Ngomong-ngomong soal 2024, rasa-rasanya tahun ini dipenuhi oleh musim kemarau berkepanjangan yang luar biasa panas. Fenomena ini dibenarkan oleh data dari   yang menyatakan rata-rata temperatur bulan pada tahun 2024 lebih tinggi dari rata-rata suhu sejak 1991 (Arif, 2024). Anomali ini nampaknya terjadi karena adanya tumpang tindih beberapa faktor. Misalnya, dampak lanjutan dari El Nino yang berimbas khususnya pada pelepasan panas oleh air laut dan  dampak dari pemanasan global.

Fenomena Urban Heat Island (UHI)

Dulu, beberapa tahun lalu atau mungkin belasan tahun lalu, kita selalu mengira lokasi-lokasi di ujung bumi sebelah utara dan selatan merupakan lokasi es abadi. Tapi sekarang? Lokasi seperti kutub utara, puncak gunung Fuji, dan pegunungan Jayawijaya menunjukkan bahwa julukan “abadi” ternyata malah meleleh lebih cepat dari perkiraan.

Dampak lain yang terasa adalah adanya fenomena pulau panas urban atau urban heat island (UHI). Fenomena ini menjelaskan bahwa wilayah kota metropolitan memiliki suhu yang lebih tinggi dibandingkan wilayah sekitarnya yang biasanya lebih rural. Ketika divisualisasikan, area ini akan nampak seperti pulau yang terbentuk karena adanya kontur suhu lebih tinggi (Siswanto et al., 2023).

Surface urban heat island (SUHI) di DKI Jakarta pada waktu yang berbeda. Gambar A menunjukkan SUHI pada siang hari sedangkan gambar B menunjukkan malam hari. SON = September-November, DFJ = Desember-Februari, MAM = Maret – Mei, JJA = Juni – Agustus (sumber: Siswanto et al., 2023)

UHI tercatat memberikan dampak negatif tidak hanya pada penurunan biodiversitas organisme (terlimitasi pada spesies yang tahan panas), namun juga kesehatan manusia khususnya lansia (Cabon et al., 2024; Cai et al., 2023; McGlynn et al., 2019). UHI dapat terjadi karena beberapa faktor, antara lain morfologi kota yang padat secara horizontal ditambah dengan aktivitas antropogenik yang tinggi, iklim lokal tropis dengan kelembaban tinggi, dan kurangnya ruang terbuka hijau sebagai kontrol lingkungan (Rizki et al., 2024; Zhang et al., 2023).

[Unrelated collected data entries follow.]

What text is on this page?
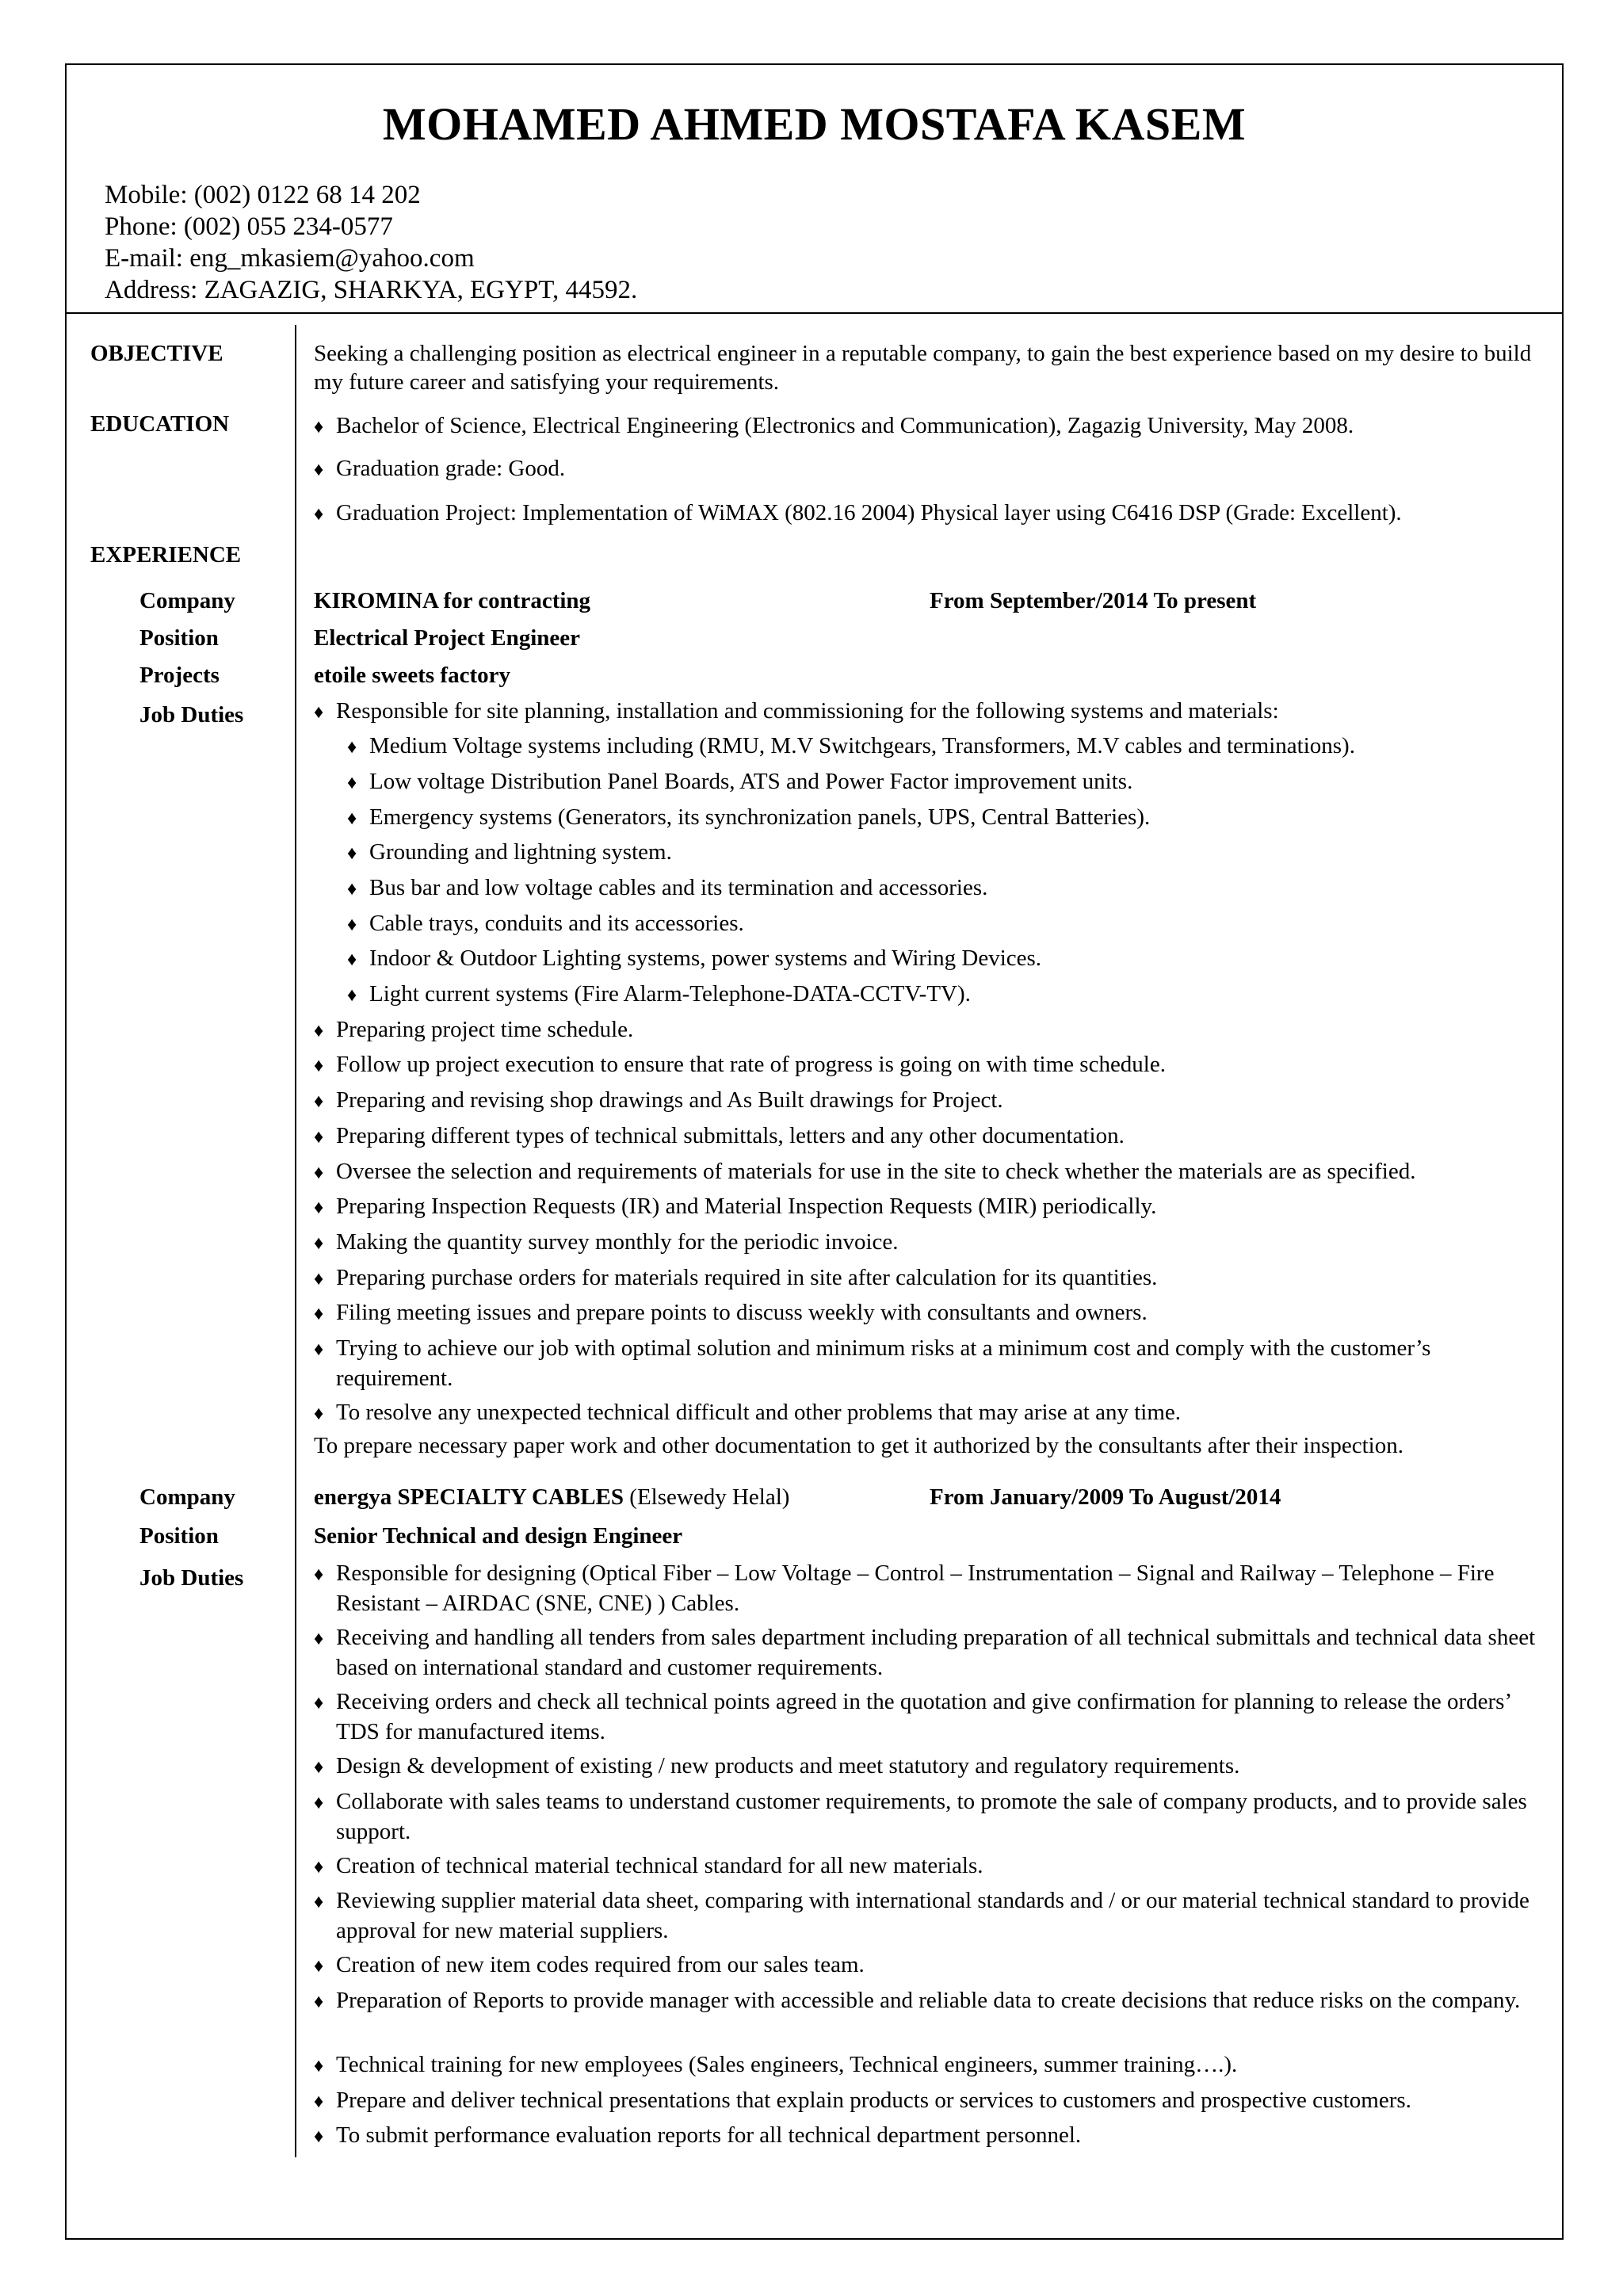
MOHAMED AHMED MOSTAFA KASEM
Mobile: (002) 0122 68 14 202
Phone: (002) 055 234-0577
E-mail: eng_mkasiem@yahoo.com
Address: ZAGAZIG, SHARKYA, EGYPT, 44592.
OBJECTIVE	Seeking a challenging position as electrical engineer in a reputable company, to gain the best experience based on my desire to build my future career and satisfying your requirements.
EDUCATION	♦ Bachelor of Science, Electrical Engineering (Electronics and Communication), Zagazig University, May 2008.
♦ Graduation grade: Good.
♦ Graduation Project: Implementation of WiMAX (802.16 2004) Physical layer using C6416 DSP (Grade: Excellent).
EXPERIENCE
Company	KIROMINA for contracting	From September/2014 To present
Position	Electrical Project Engineer
Projects	etoile sweets factory
Job Duties	♦ Responsible for site planning, installation and commissioning for the following systems and materials:
♦ Medium Voltage systems including (RMU, M.V Switchgears, Transformers, M.V cables and terminations).
♦ Low voltage Distribution Panel Boards, ATS and Power Factor improvement units.
♦ Emergency systems (Generators, its synchronization panels, UPS, Central Batteries).
♦ Grounding and lightning system.
♦ Bus bar and low voltage cables and its termination and accessories.
♦ Cable trays, conduits and its accessories.
♦ Indoor & Outdoor Lighting systems, power systems and Wiring Devices.
♦ Light current systems (Fire Alarm-Telephone-DATA-CCTV-TV).
♦ Preparing project time schedule.
♦ Follow up project execution to ensure that rate of progress is going on with time schedule.
♦ Preparing and revising shop drawings and As Built drawings for Project.
♦ Preparing different types of technical submittals, letters and any other documentation.
♦ Oversee the selection and requirements of materials for use in the site to check whether the materials are as specified.
♦ Preparing Inspection Requests (IR) and Material Inspection Requests (MIR) periodically.
♦ Making the quantity survey monthly for the periodic invoice.
♦ Preparing purchase orders for materials required in site after calculation for its quantities.
♦ Filing meeting issues and prepare points to discuss weekly with consultants and owners.
♦ Trying to achieve our job with optimal solution and minimum risks at a minimum cost and comply with the customer’s requirement.
♦ To resolve any unexpected technical difficult and other problems that may arise at any time.
To prepare necessary paper work and other documentation to get it authorized by the consultants after their inspection.
Company	energya SPECIALTY CABLES (Elsewedy Helal)	From January/2009 To August/2014
Position	Senior Technical and design Engineer
Job Duties	♦ Responsible for designing (Optical Fiber – Low Voltage – Control – Instrumentation – Signal and Railway – Telephone – Fire Resistant – AIRDAC (SNE, CNE) ) Cables.
♦ Receiving and handling all tenders from sales department including preparation of all technical submittals and technical data sheet based on international standard and customer requirements.
♦ Receiving orders and check all technical points agreed in the quotation and give confirmation for planning to release the orders’ TDS for manufactured items.
♦ Design & development of existing / new products and meet statutory and regulatory requirements.
♦ Collaborate with sales teams to understand customer requirements, to promote the sale of company products, and to provide sales support.
♦ Creation of technical material technical standard for all new materials.
♦ Reviewing supplier material data sheet, comparing with international standards and / or our material technical standard to provide approval for new material suppliers.
♦ Creation of new item codes required from our sales team.
♦ Preparation of Reports to provide manager with accessible and reliable data to create decisions that reduce risks on the company.
♦ Technical training for new employees (Sales engineers, Technical engineers, summer training….).
♦ Prepare and deliver technical presentations that explain products or services to customers and prospective customers.
♦ To submit performance evaluation reports for all technical department personnel.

Beruntung bagi keluarga yang memiliki rejeki lebih, mitigasi suhu tinggi ini bisa dilakukan dengan memasang AC. Sedangkan komunitas dengan pendapatan rendah? Mau tak mau, seringkali mereka tetap tinggal di kawasan padat penduduk dan kurang sirkulasi udara, yang membuat kawasan seperti ini rawan akan bahaya serangan panas (heat stroke).

Kolaborasi untuk Kualitas Hidup di Era Perubahan Iklim

Sebagai respon akan isu ini, Center of Southeast Asian Study Kyoto University bersama Operations for Habitat Studies dan Centre for Climate and Urban Resilience (CeCUR), UNTAG Surabaya yang didukung oleh Daikin Industry mengorganisir diskusi yang dibungkus dalam the 48th Southeast Asia Seminar Co-creation of New Urban Living: Advancing Quality of Life in the Climate Change Era. Seminar ini merupakan rangkaian dari penelitian bersama yang dilakukan dengan Daikin sejak tahun 2021. Salah satu tujuan kegiatan ini adalah untuk mengintegrasikan dan menerapkan usulan, gagasan, dan diskusi dari seminar. Termasuk menerjemahkannya untuk diimplementasikan secara praktis di masyarakat.

Acara yang diadakan pada (20-28/10/2024) ini diikuti oleh 20 peserta dari negara-negara di Asia Tenggara. Perwakilan JAWI, melalui Tungga Dewi menjadi salah satu yang diberi kesempatan untuk turut berpartisipasi.  Menurut Tungga, yang menarik dari seminar ini adalah keberagaman latar belakang peserta serta kesempatan untuk bekerja dalam kelompok kecil guna menyusun proposal proyek sederhana yang dapat diimplementasikan berdasarkan masalah nyata terkait isu iklim.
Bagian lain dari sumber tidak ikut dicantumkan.